RGB bit mask help

[MeghansUncle2]

I am working on understanding the structure and functioning of bitmath in Micro Python. Specifically, how a specific function works in an existing ILI9341 driver. Following is a code snippet from that driver.

def color565(r, g, b):
    """Return RGB565 color value.

    Args:
        r (int): Red value.
        g (int): Green value.
        b (int): Blue value.

    """
    return (r & 0xf8) << 8 | (g & 0xfc) << 3 | b >> 3

I understand bit manipulation, but this one has me stumped, so I will walk through my assumptions and ask where I made a left turn when I should have turned right.

Let's assume that our values are within the 565 range. 5-bits = 32 possible values 0 - 31, 6-bits = 64 possible values 0 - 64

So assuming r = 16, g = 30, and b = 7 (these are all arbitrary, I don't really care what values are used for this discussion.)
Further, assuming that int refers to a 32-bit value.
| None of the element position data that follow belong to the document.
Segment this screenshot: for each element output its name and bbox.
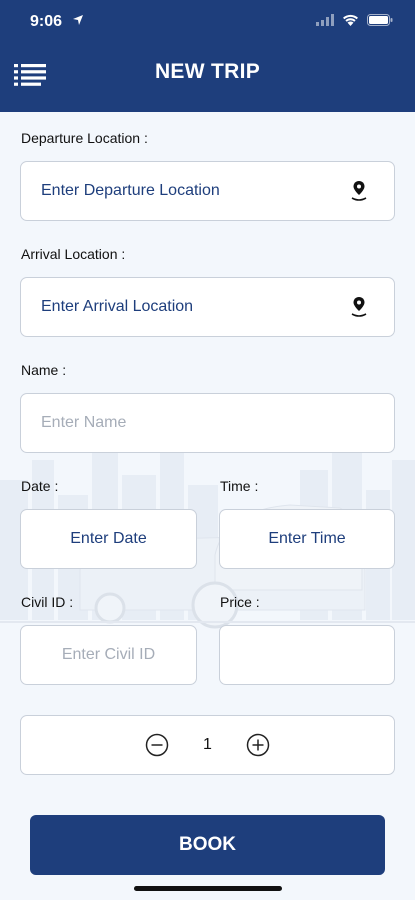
page-title: NEW TRIP — [154, 60, 261, 83]
date-label: Date : — [21, 478, 59, 494]
map-pin-icon[interactable] — [350, 180, 368, 202]
date-field[interactable]: Enter Date — [20, 509, 197, 569]
time-label: Time : — [220, 478, 259, 494]
plus-icon[interactable] — [246, 733, 270, 757]
wifi-icon — [343, 14, 358, 26]
quantity-stepper: 1 — [20, 715, 395, 775]
signal-icon — [316, 14, 334, 26]
time-field[interactable]: Enter Time — [219, 509, 395, 569]
arrival-location-field[interactable]: Enter Arrival Location — [20, 277, 395, 337]
map-pin-icon[interactable] — [350, 296, 368, 318]
battery-icon — [367, 14, 393, 26]
name-placeholder: Enter Name — [41, 414, 127, 431]
arrival-location-value: Enter Arrival Location — [41, 298, 194, 315]
date-value: Enter Date — [70, 530, 147, 547]
name-field[interactable]: Enter Name — [20, 393, 395, 453]
quantity-value: 1 — [203, 736, 212, 753]
arrival-label: Arrival Location : — [21, 246, 126, 262]
name-label: Name : — [21, 362, 67, 378]
location-arrow-icon — [73, 15, 83, 25]
civil-id-field[interactable]: Enter Civil ID — [20, 625, 197, 685]
departure-location-value: Enter Departure Location — [41, 182, 220, 199]
minus-icon[interactable] — [145, 733, 169, 757]
home-indicator — [134, 886, 282, 891]
app-header: 9:06 NEW TRIP — [0, 0, 415, 112]
departure-location-field[interactable]: Enter Departure Location — [20, 161, 395, 221]
price-field[interactable] — [219, 625, 395, 685]
price-label: Price : — [220, 594, 260, 610]
civil-id-label: Civil ID : — [21, 594, 74, 610]
time-value: Enter Time — [268, 530, 346, 547]
book-button[interactable]: BOOK — [30, 815, 385, 875]
status-icons — [316, 14, 393, 26]
departure-label: Departure Location : — [21, 130, 148, 146]
civil-id-placeholder: Enter Civil ID — [61, 646, 156, 663]
status-time: 9:06 — [30, 13, 63, 30]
I will explain what I am assuming below breaking down the r g and b values and the return statement:

r = 16 in a 32-bit field represented in binary = 0000 0000 0000 0000 0000 0000 0000 1101
g = 30 in a 32-bit field represented in binary = 0000 0000 0000 0000 0000 0000 0001 1110
b = 7 in a 32-bit field represented in binary = 0000 0000 0000 0000 0000 0000 0000 0111

So the first operation in the return statement is:

       (r & 0xf8)

to AND F8 with the r value doesn't seem correct. F8 looks like a bitmask for the 5 bits of the r value, but i don't understand how it's masking it using this statement

r = 0000 0000 0000 0000 0000 0000 0000 1101
F8 = 0000 0000 0000 0000 0000 0000 1111 1000

I would think for the mask to work correctly, the r value would have to shift left 3 bits first to align with the mask. Can someone please explain where I am failing understanding this.

[robert-hh]

r,g and b are initially 8 bit values, which are truncated and packed into the rgb565 word, wich is 16 bit, not 24. For this, the low orde bits of r,g,b are dropped. That's all

[robert-hh]

By dropping the low order bits, the range is kept, but the resolution drops.

[MeghansUncle2]

So the last 3 bits (least significant) are made 0 and the result is what is used. Thanks you for that. This makes perfect sense now!!!

I have not heard of dropping lsb color bits referenced as lowering of resolution before, it's a good way to think about it.